Heterogeneous single-atom spin catalysts combined with magnetic fields provide a powerful means for accelerating chemical reactions with enhanced metal utilization and reaction efficiency. However, designing these catalysts remains challenging due to the need for a high density of atomically dispersed active sites with a short-range quantum spin exchange interaction and long-range ferromagnetic ordering. Here, we devised a scalable hydrothermal approach involving an operando acidic environment for synthesizing various single-atom spin catalysts with widely tunable substitutional magnetic atoms (M₁) in a MoS₂ host. Among all the M₁/MoS₂ species, Ni₁/MoS₂ adopts a distorted tetragonal structure that prompts both ferromagnetic coupling to nearby S atoms as well as adjacent Ni₁ sites, resulting in global room-temperature ferromagnetism. Such coupling benefits spin-selective charge transfer in oxygen evolution reactions to produce triplet O₂. Furthermore, a mild magnetic field of ~0.5 T enhances the oxygen evolution reaction magnetocurrent by ~2,880% over Ni₁/MoS₂, leading to excellent activity and stability in both seawater and pure water splitting cells. As supported by operando characterizations and theoretical calculations, a great magnetic-field-enhanced oxygen evolution reaction performance over Ni₁/MoS₂ is attributed to a field-induced spin alignment and spin density optimization over S active sites arising from field-regulated S(p)–Ni(d) hybridization, which in turn optimizes the adsorption energies for radical intermediates to reduce overall reaction barriers.
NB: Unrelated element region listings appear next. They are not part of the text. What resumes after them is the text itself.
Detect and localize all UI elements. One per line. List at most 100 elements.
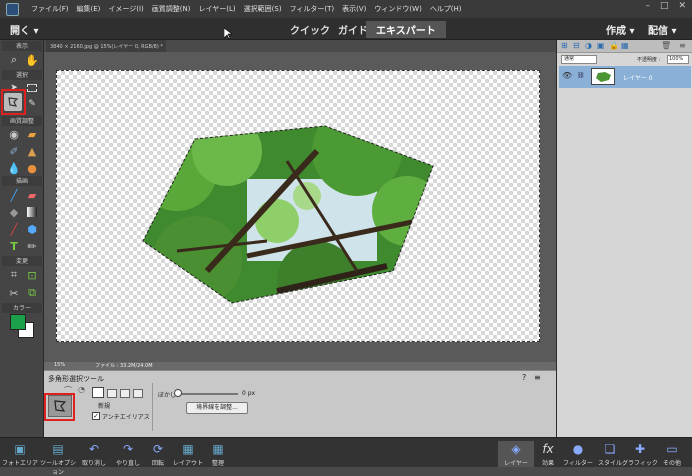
layer-visibility-eye-icon[interactable]: 👁 bbox=[562, 71, 572, 80]
gradient-tool-icon[interactable] bbox=[24, 204, 40, 220]
layers-panel: ⊞ ⊟ ◑ ▣ 🔒 ▦ 🗑 ≡ 通常 不透明度 : 100% 👁 ⛓ レイヤー … bbox=[556, 40, 692, 437]
menu-help[interactable]: ヘルプ(H) bbox=[426, 4, 466, 14]
layers-button[interactable]: ◈ レイヤー bbox=[498, 441, 534, 467]
menu-file[interactable]: ファイル(F) bbox=[27, 4, 73, 14]
eye-tool-icon[interactable]: ◉ bbox=[6, 126, 22, 142]
organizer-button[interactable]: ▦ 整理 bbox=[200, 441, 236, 468]
photo-bin-icon: ▣ bbox=[14, 441, 26, 456]
rotate-label: 回転 bbox=[151, 460, 164, 467]
marquee-tool-icon[interactable] bbox=[24, 80, 40, 96]
new-selection-icon[interactable] bbox=[92, 387, 104, 398]
layers-label: レイヤー bbox=[504, 460, 528, 467]
magnetic-lasso-tool-icon[interactable]: ◔ bbox=[78, 385, 85, 394]
lock-transparent-icon[interactable]: ▦ bbox=[621, 41, 629, 50]
mode-bar: 開く ▾ クイック ガイド エキスパート 作成 ▾ 配信 ▾ bbox=[0, 18, 692, 40]
spot-healing-tool-icon[interactable]: ▰ bbox=[24, 126, 40, 142]
graphics-button[interactable]: ✚ グラフィック bbox=[622, 441, 658, 468]
menu-view[interactable]: 表示(V) bbox=[338, 4, 370, 14]
open-button[interactable]: 開く ▾ bbox=[10, 22, 39, 37]
create-button[interactable]: 作成 ▾ bbox=[606, 22, 635, 37]
layer-name: レイヤー 0 bbox=[623, 75, 653, 82]
minimize-icon[interactable]: – bbox=[645, 1, 650, 11]
image-canvas[interactable] bbox=[56, 70, 540, 342]
recompose-tool-icon[interactable]: ⊡ bbox=[24, 267, 40, 283]
undo-button[interactable]: ↶ 取り消し bbox=[76, 441, 112, 468]
opacity-input[interactable]: 100% bbox=[667, 55, 689, 64]
layers-toolbar: ⊞ ⊟ ◑ ▣ 🔒 ▦ 🗑 ≡ bbox=[557, 40, 692, 53]
menu-window[interactable]: ウィンドウ(W) bbox=[370, 4, 425, 14]
menu-edit[interactable]: 編集(E) bbox=[73, 4, 105, 14]
zoom-tool-icon[interactable]: ⌕ bbox=[6, 52, 22, 68]
tab-expert[interactable]: エキスパート bbox=[366, 21, 446, 38]
selected-image-region bbox=[142, 125, 434, 304]
subtract-selection-icon[interactable] bbox=[120, 389, 130, 398]
eyedropper-tool-icon[interactable]: ╱ bbox=[6, 221, 22, 237]
section-select: 選択 bbox=[2, 70, 42, 80]
section-draw: 描画 bbox=[2, 176, 42, 186]
tool-options-title: 多角形選択ツール bbox=[48, 375, 104, 383]
section-modify: 変更 bbox=[2, 256, 42, 266]
menu-layer[interactable]: レイヤー(L) bbox=[194, 4, 239, 14]
tool-options-button[interactable]: ▤ ツールオプション bbox=[40, 441, 76, 476]
delete-layer-icon[interactable]: 🗑 bbox=[661, 41, 671, 50]
eraser-tool-icon[interactable]: ▰ bbox=[24, 187, 40, 203]
rotate-icon: ⟳ bbox=[152, 441, 164, 456]
panel-menu-icon[interactable]: ≡ bbox=[679, 41, 686, 50]
content-aware-move-tool-icon[interactable]: ⧉ bbox=[24, 285, 40, 301]
clone-stamp-tool-icon[interactable]: ▲ bbox=[24, 143, 40, 159]
quick-selection-tool-icon[interactable]: ✎ bbox=[24, 96, 40, 112]
new-layer-icon[interactable]: ⊞ bbox=[561, 41, 568, 50]
feather-value: 0 px bbox=[242, 390, 256, 397]
photo-bin-button[interactable]: ▣ フォトエリア bbox=[2, 441, 38, 468]
lock-all-icon[interactable]: 🔒 bbox=[609, 41, 619, 50]
shape-tool-icon[interactable]: ⬢ bbox=[24, 221, 40, 237]
close-icon[interactable]: ✕ bbox=[678, 1, 686, 11]
adjustment-layer-icon[interactable]: ◑ bbox=[585, 41, 592, 50]
new-group-icon[interactable]: ⊟ bbox=[573, 41, 580, 50]
type-tool-icon[interactable]: T bbox=[6, 238, 22, 254]
smart-brush-tool-icon[interactable]: ✐ bbox=[6, 143, 22, 159]
effects-label: 効果 bbox=[541, 460, 554, 467]
toolbox: 表示 ⌕ ✋ 選択 ➤ ✎ 画質調整 ◉ ▰ ✐ ▲ 💧 ● 描画 ╱ ▰ ◆ … bbox=[0, 40, 44, 437]
graphics-label: グラフィック bbox=[622, 460, 658, 467]
brush-tool-icon[interactable]: ╱ bbox=[6, 187, 22, 203]
hand-tool-icon[interactable]: ✋ bbox=[24, 52, 40, 68]
straighten-tool-icon[interactable]: ✂ bbox=[6, 285, 22, 301]
file-info: ファイル : 33.2M/24.0M bbox=[95, 363, 153, 369]
styles-label: スタイル bbox=[597, 460, 622, 467]
menu-enhance[interactable]: 画質調整(N) bbox=[148, 4, 195, 14]
filters-button[interactable]: ● フィルター bbox=[560, 441, 596, 468]
menu-filter[interactable]: フィルター(T) bbox=[286, 4, 339, 14]
add-selection-icon[interactable] bbox=[107, 389, 117, 398]
menu-icon[interactable]: ≡ bbox=[534, 373, 541, 382]
layers-icon: ◈ bbox=[511, 441, 521, 456]
pencil-tool-icon[interactable]: ✏ bbox=[24, 238, 40, 254]
layout-label: レイアウト bbox=[172, 460, 203, 467]
antialias-label: アンチエイリアス bbox=[102, 414, 150, 421]
fx-icon: fx bbox=[542, 441, 554, 456]
blur-tool-icon[interactable]: 💧 bbox=[6, 160, 22, 176]
layer-row[interactable]: 👁 ⛓ レイヤー 0 bbox=[559, 66, 691, 88]
mouse-cursor-icon bbox=[224, 28, 232, 40]
styles-icon: ❏ bbox=[604, 441, 616, 456]
paint-bucket-tool-icon[interactable]: ◆ bbox=[6, 204, 22, 220]
document-tab[interactable]: 3840 × 2160.jpg @ 15%(レイヤー 0, RGB/8) * bbox=[46, 40, 166, 52]
layer-mask-icon[interactable]: ▣ bbox=[597, 41, 605, 50]
help-icon[interactable]: ? bbox=[522, 373, 526, 382]
feather-slider-track[interactable] bbox=[178, 393, 238, 395]
refine-edge-button[interactable]: 境界線を調整... bbox=[186, 402, 248, 414]
sponge-tool-icon[interactable]: ● bbox=[24, 160, 40, 176]
divider bbox=[152, 383, 153, 431]
menu-image[interactable]: イメージ(I) bbox=[104, 4, 147, 14]
crop-tool-icon[interactable]: ⌗ bbox=[6, 267, 22, 283]
organizer-label: 整理 bbox=[211, 460, 224, 467]
blend-mode-select[interactable]: 通常 bbox=[561, 55, 597, 64]
antialias-checkbox[interactable]: ✓ bbox=[92, 412, 100, 420]
feather-slider-handle[interactable] bbox=[174, 389, 182, 397]
intersect-selection-icon[interactable] bbox=[133, 389, 143, 398]
maximize-icon[interactable]: □ bbox=[660, 1, 669, 11]
foreground-color-swatch[interactable] bbox=[10, 314, 26, 330]
menu-select[interactable]: 選択範囲(S) bbox=[240, 4, 286, 14]
more-button[interactable]: ▭ その他 bbox=[654, 441, 690, 468]
share-button[interactable]: 配信 ▾ bbox=[648, 22, 677, 37]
异质单原子自旋催化剂与磁场相结合，为加速化学反应提供了有力的手段，同时提高了金属利用率和反应效率。然而，由于需要具有短程量子自旋交换相互作用和长程铁磁有序性的高密度原子分散活性位点，设计这些催化剂仍然具有挑战性。在这里，我们设计了一种可扩展的水热方法，涉及操作酸性环境，用于在MoS _{2主体中合成具有广泛可调的取代磁性原子（M 1}）的各种单原子自旋催化剂。在所有M ₁ /MoS ₂物种中，Ni ₁ /MoS ₂采用扭曲的四方结构，促进与附近的S原子以及相邻的Ni ₁位点的铁磁耦合，从而产生全局室温铁磁性。这种耦合有利于析氧反应中的自旋选择性电荷转移以产生三线态O ₂。此外，~0.5 T 的温和磁场使析氧反应磁电流比 Ni ₁ /MoS ₂增强~2,880% ，从而在海水和纯水裂解电池中具有优异的活性和稳定性。_{根据操作表征和理论计算的支持，Ni 1} /MoS ₂上出色的磁场增强析氧反应性能归因于场调节的 S( p )–Ni( d)杂化，进而优化自由基中间体的吸附能，以降低总体反应势垒。